What Esty is looking for
Esty wants romance with genuine emotional stakes and a strong sense of place or magic. She is drawn to grounded fantasy woven through romance — think mythology, fae, fairy-tale architecture — rather than epic world-building. She also wants contemporary romance that is tropey and fun but still character-led. Cozy magic, vivid leads, and readability all score points. Queer romance, particularly wlw, is especially welcome.
She is looking for upmarket novels centered on women, especially those with queer representation or that update or reimagine classic narratives. She values emotional resonance and literary prose paired with commercial accessibility. Speculative elements and magical realism are welcome here as long as the character work is the engine. She gravitates toward stories that feel culturally urgent without being didactic.
This may be where Esty's tastes run deepest. She wants prose that takes formal risks — the kind of sentence that makes a reader stop and question whether a writer is 'allowed' to do that. She is drawn to artful realism, stories of social and institutional oppression, mythological retellings (especially those anchored outside a European cultural frame), and fiction that examines religion, race, and injustice through psychologically complex characters. Fresh and rebellious voice is non-negotiable.

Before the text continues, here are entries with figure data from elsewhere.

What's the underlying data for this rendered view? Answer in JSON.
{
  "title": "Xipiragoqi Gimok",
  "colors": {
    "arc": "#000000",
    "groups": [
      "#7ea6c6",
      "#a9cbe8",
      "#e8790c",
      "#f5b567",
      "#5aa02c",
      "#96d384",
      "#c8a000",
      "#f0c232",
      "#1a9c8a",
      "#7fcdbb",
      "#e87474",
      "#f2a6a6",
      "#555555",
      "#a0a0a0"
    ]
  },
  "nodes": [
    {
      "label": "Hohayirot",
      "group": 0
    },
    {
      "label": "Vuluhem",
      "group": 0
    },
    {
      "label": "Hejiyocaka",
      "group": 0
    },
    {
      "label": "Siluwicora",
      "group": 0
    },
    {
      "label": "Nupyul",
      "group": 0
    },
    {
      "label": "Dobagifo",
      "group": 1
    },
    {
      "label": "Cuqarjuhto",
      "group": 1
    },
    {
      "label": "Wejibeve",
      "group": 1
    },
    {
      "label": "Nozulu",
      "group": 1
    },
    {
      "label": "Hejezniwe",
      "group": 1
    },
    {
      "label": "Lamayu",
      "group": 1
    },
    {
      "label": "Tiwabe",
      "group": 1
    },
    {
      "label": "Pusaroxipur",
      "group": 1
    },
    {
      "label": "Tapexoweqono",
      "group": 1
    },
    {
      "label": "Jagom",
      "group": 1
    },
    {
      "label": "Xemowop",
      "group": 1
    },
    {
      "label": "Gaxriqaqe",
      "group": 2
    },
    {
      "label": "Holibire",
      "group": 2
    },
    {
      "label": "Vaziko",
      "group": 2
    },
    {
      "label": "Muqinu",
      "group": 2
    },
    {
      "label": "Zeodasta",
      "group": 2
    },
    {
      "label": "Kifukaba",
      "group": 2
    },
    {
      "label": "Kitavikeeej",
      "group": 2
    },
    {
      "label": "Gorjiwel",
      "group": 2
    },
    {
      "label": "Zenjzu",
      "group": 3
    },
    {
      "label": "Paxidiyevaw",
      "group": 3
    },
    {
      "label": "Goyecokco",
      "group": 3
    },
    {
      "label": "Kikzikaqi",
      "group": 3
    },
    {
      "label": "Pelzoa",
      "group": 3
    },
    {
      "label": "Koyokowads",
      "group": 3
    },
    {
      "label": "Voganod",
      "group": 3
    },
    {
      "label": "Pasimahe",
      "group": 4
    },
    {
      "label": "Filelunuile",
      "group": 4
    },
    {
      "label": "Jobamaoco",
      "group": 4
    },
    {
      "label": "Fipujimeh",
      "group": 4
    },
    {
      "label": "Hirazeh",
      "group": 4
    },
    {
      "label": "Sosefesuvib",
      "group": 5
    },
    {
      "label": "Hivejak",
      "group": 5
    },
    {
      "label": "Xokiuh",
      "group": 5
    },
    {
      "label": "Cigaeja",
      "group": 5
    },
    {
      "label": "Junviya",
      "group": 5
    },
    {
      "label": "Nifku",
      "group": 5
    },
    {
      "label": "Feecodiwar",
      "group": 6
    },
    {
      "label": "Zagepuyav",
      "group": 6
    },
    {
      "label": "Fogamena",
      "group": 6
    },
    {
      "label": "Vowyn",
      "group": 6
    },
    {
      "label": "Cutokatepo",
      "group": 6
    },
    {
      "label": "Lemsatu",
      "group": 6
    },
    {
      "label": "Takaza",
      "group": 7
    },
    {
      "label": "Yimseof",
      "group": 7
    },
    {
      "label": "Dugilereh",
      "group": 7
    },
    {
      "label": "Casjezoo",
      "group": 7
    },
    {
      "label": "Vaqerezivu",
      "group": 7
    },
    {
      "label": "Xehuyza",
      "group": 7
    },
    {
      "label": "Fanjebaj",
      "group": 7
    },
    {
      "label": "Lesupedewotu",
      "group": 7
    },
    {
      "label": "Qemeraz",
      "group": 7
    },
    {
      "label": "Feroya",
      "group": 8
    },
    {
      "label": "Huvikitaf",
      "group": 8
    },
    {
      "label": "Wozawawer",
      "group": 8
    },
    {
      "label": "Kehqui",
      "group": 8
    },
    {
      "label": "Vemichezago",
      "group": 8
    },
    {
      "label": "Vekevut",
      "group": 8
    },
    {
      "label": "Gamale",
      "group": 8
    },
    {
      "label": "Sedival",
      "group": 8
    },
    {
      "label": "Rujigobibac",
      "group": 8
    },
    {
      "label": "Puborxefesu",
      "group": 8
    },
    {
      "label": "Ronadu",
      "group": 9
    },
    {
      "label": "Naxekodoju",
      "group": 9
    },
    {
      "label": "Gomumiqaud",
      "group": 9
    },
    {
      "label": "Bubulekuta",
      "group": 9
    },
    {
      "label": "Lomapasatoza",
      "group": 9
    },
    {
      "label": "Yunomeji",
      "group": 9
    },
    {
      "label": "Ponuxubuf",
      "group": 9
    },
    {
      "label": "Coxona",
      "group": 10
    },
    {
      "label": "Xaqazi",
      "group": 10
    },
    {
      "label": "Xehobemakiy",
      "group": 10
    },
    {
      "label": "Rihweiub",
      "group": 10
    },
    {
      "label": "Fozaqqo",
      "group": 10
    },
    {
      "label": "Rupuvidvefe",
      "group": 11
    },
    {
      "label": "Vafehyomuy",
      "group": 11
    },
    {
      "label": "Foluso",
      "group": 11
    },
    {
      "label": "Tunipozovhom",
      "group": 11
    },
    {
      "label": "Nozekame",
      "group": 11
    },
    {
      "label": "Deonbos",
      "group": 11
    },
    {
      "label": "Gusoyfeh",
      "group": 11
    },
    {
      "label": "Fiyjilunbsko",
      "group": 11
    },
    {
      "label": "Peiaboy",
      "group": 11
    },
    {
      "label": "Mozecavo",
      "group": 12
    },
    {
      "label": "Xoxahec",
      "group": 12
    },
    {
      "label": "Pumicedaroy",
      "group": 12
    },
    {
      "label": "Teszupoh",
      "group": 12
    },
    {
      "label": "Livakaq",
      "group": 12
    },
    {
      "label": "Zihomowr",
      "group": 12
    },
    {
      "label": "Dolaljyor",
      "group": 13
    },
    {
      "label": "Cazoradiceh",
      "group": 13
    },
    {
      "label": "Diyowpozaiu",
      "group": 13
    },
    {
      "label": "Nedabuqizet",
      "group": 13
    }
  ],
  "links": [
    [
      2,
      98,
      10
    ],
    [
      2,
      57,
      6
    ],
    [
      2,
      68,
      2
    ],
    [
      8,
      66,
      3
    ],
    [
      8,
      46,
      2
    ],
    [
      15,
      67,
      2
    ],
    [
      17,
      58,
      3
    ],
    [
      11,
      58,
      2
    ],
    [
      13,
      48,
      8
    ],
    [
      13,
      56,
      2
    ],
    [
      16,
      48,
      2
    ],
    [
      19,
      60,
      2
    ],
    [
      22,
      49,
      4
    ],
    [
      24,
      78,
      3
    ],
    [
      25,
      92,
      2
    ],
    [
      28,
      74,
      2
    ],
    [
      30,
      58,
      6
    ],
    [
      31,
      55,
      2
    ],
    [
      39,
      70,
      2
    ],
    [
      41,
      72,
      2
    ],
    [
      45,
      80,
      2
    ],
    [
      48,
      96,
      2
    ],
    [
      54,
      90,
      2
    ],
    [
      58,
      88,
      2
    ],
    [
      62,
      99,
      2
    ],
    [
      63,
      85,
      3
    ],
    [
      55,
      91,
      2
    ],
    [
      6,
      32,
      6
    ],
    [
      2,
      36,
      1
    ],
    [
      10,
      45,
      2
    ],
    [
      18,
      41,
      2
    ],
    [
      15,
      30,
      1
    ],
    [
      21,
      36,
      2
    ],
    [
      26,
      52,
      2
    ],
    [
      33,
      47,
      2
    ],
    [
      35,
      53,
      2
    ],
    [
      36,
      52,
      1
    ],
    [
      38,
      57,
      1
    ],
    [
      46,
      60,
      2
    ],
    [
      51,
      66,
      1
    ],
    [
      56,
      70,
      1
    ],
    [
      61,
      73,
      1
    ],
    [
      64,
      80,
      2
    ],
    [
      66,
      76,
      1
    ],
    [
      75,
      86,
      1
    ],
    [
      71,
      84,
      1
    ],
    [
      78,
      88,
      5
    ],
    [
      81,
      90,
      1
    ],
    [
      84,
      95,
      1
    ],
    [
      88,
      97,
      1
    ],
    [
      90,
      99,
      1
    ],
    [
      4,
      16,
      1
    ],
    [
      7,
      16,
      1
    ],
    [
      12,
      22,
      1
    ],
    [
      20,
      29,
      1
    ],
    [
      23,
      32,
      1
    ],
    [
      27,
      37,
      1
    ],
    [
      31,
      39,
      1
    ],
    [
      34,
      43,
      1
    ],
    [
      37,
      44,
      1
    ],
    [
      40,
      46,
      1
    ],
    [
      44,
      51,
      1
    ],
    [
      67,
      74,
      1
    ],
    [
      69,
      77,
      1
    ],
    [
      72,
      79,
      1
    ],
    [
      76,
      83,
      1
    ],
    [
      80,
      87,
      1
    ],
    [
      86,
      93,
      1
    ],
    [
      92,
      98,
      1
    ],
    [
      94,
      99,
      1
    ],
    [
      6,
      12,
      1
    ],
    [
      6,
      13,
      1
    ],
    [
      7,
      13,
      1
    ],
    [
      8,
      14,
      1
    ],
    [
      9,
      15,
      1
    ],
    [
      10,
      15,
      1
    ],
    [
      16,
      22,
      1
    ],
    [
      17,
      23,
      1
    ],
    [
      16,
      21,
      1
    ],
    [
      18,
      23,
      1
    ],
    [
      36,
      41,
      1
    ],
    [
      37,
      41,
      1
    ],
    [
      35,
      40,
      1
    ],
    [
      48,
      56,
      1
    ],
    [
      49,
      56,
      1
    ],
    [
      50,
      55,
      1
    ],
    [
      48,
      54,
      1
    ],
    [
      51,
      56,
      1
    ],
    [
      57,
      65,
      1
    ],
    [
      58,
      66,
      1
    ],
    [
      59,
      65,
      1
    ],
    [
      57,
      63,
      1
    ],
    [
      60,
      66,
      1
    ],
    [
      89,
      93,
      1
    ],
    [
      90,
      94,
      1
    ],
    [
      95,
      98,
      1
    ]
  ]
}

Esty distinguishes clearly between grounded fantasy — rooted in emotional interiority, folklore, mythology, or a recognizable world with magical elements — and high fantasy, which she does not want. Fairy-tale retellings, mythological reimaginings, and magic-adjacent narratives work here as long as the emotional core and characters drive the story rather than plot-heavy world-building.
Beyond romance and fantasy, she is open to YA fiction more broadly — particularly stories featuring BIPOC protagonists, LGBTQIA+ teens, adoptee experiences, or narratives that push back against colonialist or religious systems of power. She names authors like Tomi Adeyemi, Joanna Ho, Holly Black, and Kate DiCamillo as touchstones, suggesting range from lush adventure to quiet, character-centered realism.
Not the right fit
On Esty's list
Taste fingerprint
How to query Esty
Her form is currently closed (last confirmed 2026-01-18) — check for reopening before drafting your query.
All submissions must go through her online form; emailing her directly is explicitly for non-submission inquiries only.
Lead your query letter with the emotional register of your book — she has stated clearly that she wants either exuberant celebration or scorched-earth intensity; name which pole your story occupies.
If your manuscript features an adoptee protagonist, LGBTQIA+ characters, BIPOC perspectives, or engages with anti-colonial or anti-Church themes, say so explicitly and early — these are stated priorities, not bonuses.
For literary fiction, quote or describe one sentence or passage that demonstrates your formal risk-taking; she has said the 'are you allowed to do that?' quality is what she's hunting for.
If your comp titles overlap with the authors she names as touchstones (Raven Leilani, Tomi Adeyemi, Madeline Miller, V.E. Schwab, Zadie Smith, Lauren Groff, etc.), use them — she has publicly claimed these writers as the range she wants to work within.
Do not conflate grounded fantasy with high fantasy in your pitch; specify how your magic system or fantastical element is rooted in character psychology, folklore, or a real-world cultural tradition rather than elaborate invented world-building.
For mythological retellings, flag the cultural origin of your mythology — especially if it is non-European, as she has singled this out as a particular area of interest.